V.M Varga (ao centro) e seus capangas |
Quanto
a história, de início achei repetitiva, pois ignorei o fato dela se
fundamentar na mitologia da série, que tende a ser ciclica e a
comparei com sua primeira temporada, mas no decorrer dos episódios,
após conhecer melhor os personagens, a trama e ficar embasbacado pelo roteiro, me apaixonei. Hawley, sem querer ser pretensioso,
entrega um retrato sangrento de nosso mundo, com aquele toque de
ironia típica dos filmes dos Coen, onde os alvos, além do
descrédito de algumas pessoas, a arrogância de outras e a estupidez
de muitos, agora são a crença na falácia da liderança e a
burocracia que engessa o movimento natural do mundo. Isso fica claro
com os diálogos que se repetem durante a temporada onde as pessoas
mais dependentes teimam em definir seus chefes ou entes queridos como
líderes naturais, quando falando sobre estes para outras pessoas e
quando vemos esses "líderes naturais" tomando decisões, o
resultado é sempre uma semente para um problema maior; da mesma
maneira a burocracia (a qual já me referi dezenas de vezes acima)
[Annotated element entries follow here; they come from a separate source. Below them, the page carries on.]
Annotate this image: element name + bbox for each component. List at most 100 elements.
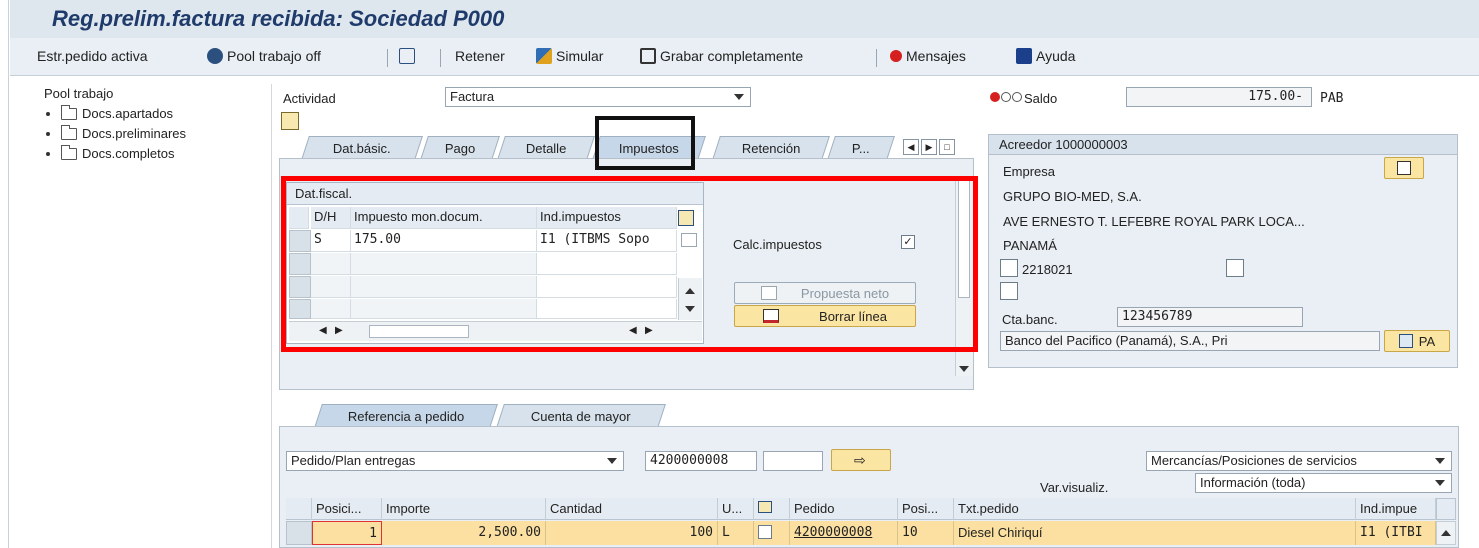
column-header-posi[interactable]: Posi... bbox=[898, 498, 954, 520]
pool-item-apartados[interactable]: Docs.apartados bbox=[46, 104, 174, 121]
tab-detalle[interactable]: Detalle bbox=[497, 136, 595, 160]
fax-icon[interactable] bbox=[1000, 282, 1018, 300]
status-lights-icon bbox=[990, 92, 1022, 102]
tab-referencia-pedido[interactable]: Referencia a pedido bbox=[314, 404, 498, 428]
pool-item-label: Docs.apartados bbox=[82, 106, 174, 121]
application-toolbar: Estr.pedido activa Pool trabajo off Rete… bbox=[10, 38, 1479, 76]
cell-unidad[interactable]: L bbox=[718, 521, 754, 545]
actividad-dropdown[interactable]: Factura bbox=[445, 87, 751, 107]
simular-button[interactable]: Simular bbox=[536, 48, 603, 64]
save-icon bbox=[640, 48, 656, 64]
bank-country-button[interactable]: PA bbox=[1384, 330, 1450, 352]
tab-list-icon[interactable]: □ bbox=[939, 139, 955, 155]
arrow-right-icon: ⇨ bbox=[854, 452, 866, 468]
address-icon bbox=[1397, 161, 1411, 175]
column-header-ind-impuestos[interactable]: Ind.impue bbox=[1356, 498, 1436, 520]
vendor-name: GRUPO BIO-MED, S.A. bbox=[1003, 189, 1142, 204]
screen-variant-icon[interactable] bbox=[281, 112, 299, 130]
folder-icon bbox=[61, 144, 77, 160]
vendor-phone: 2218021 bbox=[1022, 262, 1073, 277]
mensajes-button[interactable]: Mensajes bbox=[890, 48, 966, 64]
cell-ind-impuestos[interactable]: I1 (ITBI bbox=[1356, 521, 1436, 545]
pool-trabajo-panel: Pool trabajo Docs.apartados Docs.prelimi… bbox=[38, 84, 272, 548]
row-checkbox[interactable] bbox=[758, 525, 772, 539]
layout-icon bbox=[399, 48, 415, 64]
simulate-icon bbox=[536, 48, 552, 64]
grabar-button[interactable]: Grabar completamente bbox=[640, 48, 803, 64]
pedido-extra-field[interactable] bbox=[763, 451, 823, 471]
retener-button[interactable]: Retener bbox=[455, 48, 505, 64]
phone-icon[interactable] bbox=[1000, 259, 1018, 277]
vendor-address: AVE ERNESTO T. LEFEBRE ROYAL PARK LOCA..… bbox=[1003, 214, 1305, 229]
messages-icon bbox=[890, 50, 902, 62]
empresa-label: Empresa bbox=[1003, 164, 1056, 179]
tab-right-icon[interactable]: ▶ bbox=[921, 139, 937, 155]
pool-item-label: Docs.preliminares bbox=[82, 126, 187, 141]
chevron-down-icon bbox=[607, 458, 617, 464]
ref-type-dropdown[interactable]: Pedido/Plan entregas bbox=[286, 451, 624, 471]
vendor-detail-button[interactable] bbox=[1384, 157, 1424, 179]
highlight-black-box bbox=[595, 116, 695, 170]
column-header-posicion[interactable]: Posici... bbox=[312, 498, 382, 520]
pool-trabajo-label: Pool trabajo off bbox=[227, 48, 321, 64]
tab-label: Retención bbox=[741, 141, 801, 156]
chevron-down-icon bbox=[734, 94, 744, 100]
grid-settings-icon[interactable] bbox=[1436, 498, 1456, 520]
cell-txt-pedido[interactable]: Diesel Chiriquí bbox=[954, 521, 1356, 545]
pool-item-preliminares[interactable]: Docs.preliminares bbox=[46, 124, 187, 141]
ayuda-label: Ayuda bbox=[1036, 48, 1076, 64]
layout-button[interactable] bbox=[399, 48, 415, 64]
mercancias-dropdown[interactable]: Mercancías/Posiciones de servicios bbox=[1146, 451, 1452, 471]
bank-country-label: PA bbox=[1418, 333, 1436, 349]
tab-retencion[interactable]: Retención bbox=[712, 136, 830, 160]
print-icon[interactable] bbox=[1226, 259, 1244, 277]
ayuda-button[interactable]: Ayuda bbox=[1016, 48, 1075, 64]
help-icon bbox=[1016, 48, 1032, 64]
cell-posi[interactable]: 10 bbox=[898, 521, 954, 545]
cell-cantidad[interactable]: 100 bbox=[546, 521, 718, 545]
folder-icon bbox=[61, 104, 77, 120]
grid-vscroll[interactable] bbox=[1436, 521, 1456, 545]
pedido-number-field[interactable]: 4200000008 bbox=[645, 451, 757, 471]
scroll-down-icon[interactable] bbox=[959, 366, 969, 372]
saldo-label: Saldo bbox=[1024, 91, 1058, 106]
cell-importe[interactable]: 2,500.00 bbox=[382, 521, 546, 545]
tab-dat-basic[interactable]: Dat.básic. bbox=[301, 136, 423, 160]
bullet-icon bbox=[46, 151, 50, 156]
saldo-field: 175.00- bbox=[1126, 87, 1312, 107]
saldo-currency: PAB bbox=[1320, 91, 1344, 106]
pool-item-label: Docs.completos bbox=[82, 146, 175, 161]
actividad-value: Factura bbox=[450, 89, 495, 104]
pool-title: Pool trabajo bbox=[44, 86, 114, 101]
window-title: Reg.prelim.factura recibida: Sociedad P0… bbox=[52, 6, 505, 31]
adopt-button[interactable]: ⇨ bbox=[831, 449, 891, 471]
vendor-title: Acreedor 1000000003 bbox=[989, 135, 1457, 155]
column-header-txt-pedido[interactable]: Txt.pedido bbox=[954, 498, 1356, 520]
column-header-check[interactable] bbox=[754, 498, 790, 520]
var-visualiz-label: Var.visualiz. bbox=[1040, 480, 1109, 495]
cell-pedido-link[interactable]: 4200000008 bbox=[790, 521, 898, 545]
cell-check[interactable] bbox=[754, 521, 790, 545]
scroll-up-icon[interactable] bbox=[1441, 530, 1451, 536]
cell-posicion[interactable]: 1 bbox=[312, 521, 382, 545]
tab-label: Pago bbox=[444, 141, 476, 156]
cta-banc-field[interactable]: 123456789 bbox=[1117, 307, 1303, 327]
tab-left-icon[interactable]: ◀ bbox=[903, 139, 919, 155]
column-header-cantidad[interactable]: Cantidad bbox=[546, 498, 718, 520]
bank-name-field[interactable]: Banco del Pacifico (Panamá), S.A., Pri bbox=[1000, 331, 1380, 351]
tab-pago[interactable]: Pago bbox=[420, 136, 500, 160]
column-header-pedido[interactable]: Pedido bbox=[790, 498, 898, 520]
chevron-down-icon bbox=[1435, 480, 1445, 486]
row-selector[interactable] bbox=[286, 521, 312, 545]
pool-trabajo-button[interactable]: Pool trabajo off bbox=[207, 48, 321, 64]
tab-cuenta-mayor[interactable]: Cuenta de mayor bbox=[496, 404, 666, 428]
var-visualiz-dropdown[interactable]: Información (toda) bbox=[1195, 473, 1452, 493]
column-header-importe[interactable]: Importe bbox=[382, 498, 546, 520]
column-header-unidad[interactable]: U... bbox=[718, 498, 754, 520]
bullet-icon bbox=[46, 111, 50, 116]
bullet-icon bbox=[46, 131, 50, 136]
tab-more[interactable]: P... bbox=[827, 136, 895, 160]
pool-item-completos[interactable]: Docs.completos bbox=[46, 144, 175, 161]
estr-pedido-button[interactable]: Estr.pedido activa bbox=[37, 48, 148, 64]
toolbar-separator bbox=[440, 49, 441, 67]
aparece tanto como arma e esconderijo dos vilões, que transitam em
meio a corrupção por brechas do sistema, tão bem estudadas que os
tornam invisíveis, como empecilho para a investigação seguir em
frente e ao final armadilha para resolver o caso e refletindo a
pequenez de todos frente as regras do mundo.
Pois
bem! "FARGO" voltou com tudo ! É uma pena que não passe
em nossas terras tupiniquins, não sei se pelo fato de suas locações
geladas não refletirem o nosso espirito tropical e alguém no FX
ache que não vale a pena a transmissão por aqui, ou se não querem
que todas as coisas de qualidade sejam vistas na parte de baixo do
Equador, o que sei é que essa é uma produção que vale a pena ser
procurada e assistida; uma obra fantástica, de roteiro impecável,
atuações brilhantes e sequências de cair o queixo, a terceira
temporada de "FARGO" consolida a produção como a melhor
série dramática de TV da atualidade. Fica apenas o apelo para que
Noah Hawley descanse um pouco e pense bem antes de dar um fim
definitivo nesse maravilhoso descarrilhamento com espetaculares
momentos felizes, sangue e humor no extremo norte americano.